1. Alternating major holidays, with said major holidays being defined as New Years (the second half of the break from school), Spring Break/Easter (April school break), July Fourth (for a period of four days), Thanksgiving and Christmas (the first half of the break from school).
Beginning in 2003, the Defendant shall have New Years, July Fourth and Christmas in odd-numbered years and he shall have Spring Break/Easter and Thanksgiving in even-numbered years. The calendar of the school which the children attend shall be the calendar used to determine visitation.
2. The schedule shall alternate each year so that the party who has the children for a particular holiday during the year will not have the children on the same holiday the following year.
3. The Plaintiff shall have the children on Mother's Day and the Defendant shall the children on Father's Day.
c.

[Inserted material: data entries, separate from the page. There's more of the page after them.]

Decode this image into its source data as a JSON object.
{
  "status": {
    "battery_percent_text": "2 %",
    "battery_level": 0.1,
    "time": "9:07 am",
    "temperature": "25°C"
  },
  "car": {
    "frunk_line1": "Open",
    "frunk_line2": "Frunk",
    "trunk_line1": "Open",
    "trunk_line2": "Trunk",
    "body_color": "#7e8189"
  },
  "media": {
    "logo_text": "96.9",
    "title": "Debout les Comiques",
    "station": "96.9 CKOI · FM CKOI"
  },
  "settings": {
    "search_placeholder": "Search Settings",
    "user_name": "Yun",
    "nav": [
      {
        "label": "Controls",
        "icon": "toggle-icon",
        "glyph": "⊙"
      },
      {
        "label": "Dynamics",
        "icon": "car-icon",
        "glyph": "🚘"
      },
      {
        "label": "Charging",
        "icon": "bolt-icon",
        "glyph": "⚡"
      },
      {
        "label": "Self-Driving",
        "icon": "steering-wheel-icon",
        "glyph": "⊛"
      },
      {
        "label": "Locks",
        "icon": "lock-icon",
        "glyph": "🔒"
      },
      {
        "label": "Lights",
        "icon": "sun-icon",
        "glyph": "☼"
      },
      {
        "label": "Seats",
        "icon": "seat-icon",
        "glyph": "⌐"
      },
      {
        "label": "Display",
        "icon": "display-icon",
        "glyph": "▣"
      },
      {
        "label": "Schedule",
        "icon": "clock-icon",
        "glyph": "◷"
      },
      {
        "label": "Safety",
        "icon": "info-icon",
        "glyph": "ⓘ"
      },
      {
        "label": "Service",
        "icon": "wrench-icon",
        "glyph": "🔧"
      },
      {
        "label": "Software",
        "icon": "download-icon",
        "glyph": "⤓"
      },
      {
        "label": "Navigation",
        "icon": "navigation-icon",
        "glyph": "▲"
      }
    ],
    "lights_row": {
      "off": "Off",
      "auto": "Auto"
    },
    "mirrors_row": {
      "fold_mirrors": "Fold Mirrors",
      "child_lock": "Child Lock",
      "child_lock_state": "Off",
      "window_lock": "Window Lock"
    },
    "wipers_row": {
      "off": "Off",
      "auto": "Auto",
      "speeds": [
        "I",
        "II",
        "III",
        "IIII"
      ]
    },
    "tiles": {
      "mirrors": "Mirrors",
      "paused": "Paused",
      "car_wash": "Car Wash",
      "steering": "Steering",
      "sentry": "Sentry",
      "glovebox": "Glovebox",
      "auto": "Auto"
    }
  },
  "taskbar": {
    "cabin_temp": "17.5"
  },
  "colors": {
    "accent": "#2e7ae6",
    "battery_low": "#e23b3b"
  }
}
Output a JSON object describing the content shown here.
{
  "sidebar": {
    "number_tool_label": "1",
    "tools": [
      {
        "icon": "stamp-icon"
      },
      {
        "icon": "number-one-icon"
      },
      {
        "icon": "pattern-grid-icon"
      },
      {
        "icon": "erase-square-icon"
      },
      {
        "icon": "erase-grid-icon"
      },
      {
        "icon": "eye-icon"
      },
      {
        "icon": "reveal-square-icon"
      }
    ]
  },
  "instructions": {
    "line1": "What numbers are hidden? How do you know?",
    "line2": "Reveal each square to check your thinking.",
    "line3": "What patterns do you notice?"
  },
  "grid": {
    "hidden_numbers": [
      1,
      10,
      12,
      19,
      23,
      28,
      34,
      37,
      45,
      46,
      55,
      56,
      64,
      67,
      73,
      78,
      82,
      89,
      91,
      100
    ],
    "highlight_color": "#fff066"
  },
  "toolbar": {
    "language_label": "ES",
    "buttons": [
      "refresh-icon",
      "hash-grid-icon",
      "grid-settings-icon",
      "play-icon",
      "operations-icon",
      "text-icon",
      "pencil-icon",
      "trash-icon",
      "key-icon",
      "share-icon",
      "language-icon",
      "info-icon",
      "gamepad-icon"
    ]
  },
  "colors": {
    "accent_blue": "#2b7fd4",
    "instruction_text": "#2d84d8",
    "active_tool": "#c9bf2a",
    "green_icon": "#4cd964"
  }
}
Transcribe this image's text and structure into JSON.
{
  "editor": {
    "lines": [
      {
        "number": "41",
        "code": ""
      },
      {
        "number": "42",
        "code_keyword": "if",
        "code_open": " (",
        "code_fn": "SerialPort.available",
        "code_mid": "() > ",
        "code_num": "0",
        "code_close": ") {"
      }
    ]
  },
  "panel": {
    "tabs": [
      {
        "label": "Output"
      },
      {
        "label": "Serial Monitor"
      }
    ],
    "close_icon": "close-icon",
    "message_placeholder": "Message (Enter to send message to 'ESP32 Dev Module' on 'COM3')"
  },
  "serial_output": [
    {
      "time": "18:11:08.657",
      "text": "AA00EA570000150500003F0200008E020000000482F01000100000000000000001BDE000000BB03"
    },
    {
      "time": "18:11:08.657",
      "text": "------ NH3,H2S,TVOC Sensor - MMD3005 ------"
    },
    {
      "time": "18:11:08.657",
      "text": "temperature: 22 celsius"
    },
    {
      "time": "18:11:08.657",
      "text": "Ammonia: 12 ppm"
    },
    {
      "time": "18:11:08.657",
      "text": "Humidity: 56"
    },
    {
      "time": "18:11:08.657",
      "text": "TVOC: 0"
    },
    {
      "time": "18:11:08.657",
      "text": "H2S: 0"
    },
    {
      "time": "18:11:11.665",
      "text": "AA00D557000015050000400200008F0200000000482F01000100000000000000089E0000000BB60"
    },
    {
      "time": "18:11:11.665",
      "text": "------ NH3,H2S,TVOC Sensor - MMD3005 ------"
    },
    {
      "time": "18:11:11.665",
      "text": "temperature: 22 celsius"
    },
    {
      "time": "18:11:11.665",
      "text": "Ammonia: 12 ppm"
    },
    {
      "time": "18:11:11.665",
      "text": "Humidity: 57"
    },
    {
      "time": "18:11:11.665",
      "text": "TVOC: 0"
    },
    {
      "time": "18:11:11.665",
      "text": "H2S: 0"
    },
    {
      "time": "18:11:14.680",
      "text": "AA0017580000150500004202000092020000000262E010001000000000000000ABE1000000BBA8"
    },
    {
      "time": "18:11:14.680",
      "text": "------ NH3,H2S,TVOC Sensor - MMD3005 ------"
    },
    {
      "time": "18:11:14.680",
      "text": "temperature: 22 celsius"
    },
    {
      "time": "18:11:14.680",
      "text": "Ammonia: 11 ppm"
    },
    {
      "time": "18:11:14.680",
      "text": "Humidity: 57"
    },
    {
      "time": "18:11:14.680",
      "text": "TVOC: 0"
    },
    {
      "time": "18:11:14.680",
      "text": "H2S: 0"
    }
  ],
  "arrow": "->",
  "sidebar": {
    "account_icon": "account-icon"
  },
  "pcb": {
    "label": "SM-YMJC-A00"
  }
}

Summer Custody. From five (5) days after school recesses in the spring until five (5) days before school resumes in the fall. During Defendant's summer custody, Plaintiff shall have custody of the minor children for two (2) weekends commencing at noon on Friday and continuing until 5:00 p.m. on Sunday. In 2004 and beyond, when Plaintiff has the children for July Fourth, she shall have only one other visit during Defendant's summer custody.
[3] Wyo.Stat.Ann. § 20-2-202(a)(i) provides in part:
(a) The court may order visitation it deems in the best interests of each child and the court shall:
* * * *
(ii) Provide for the allocation of the costs of transporting each child for purposes of visitation[.]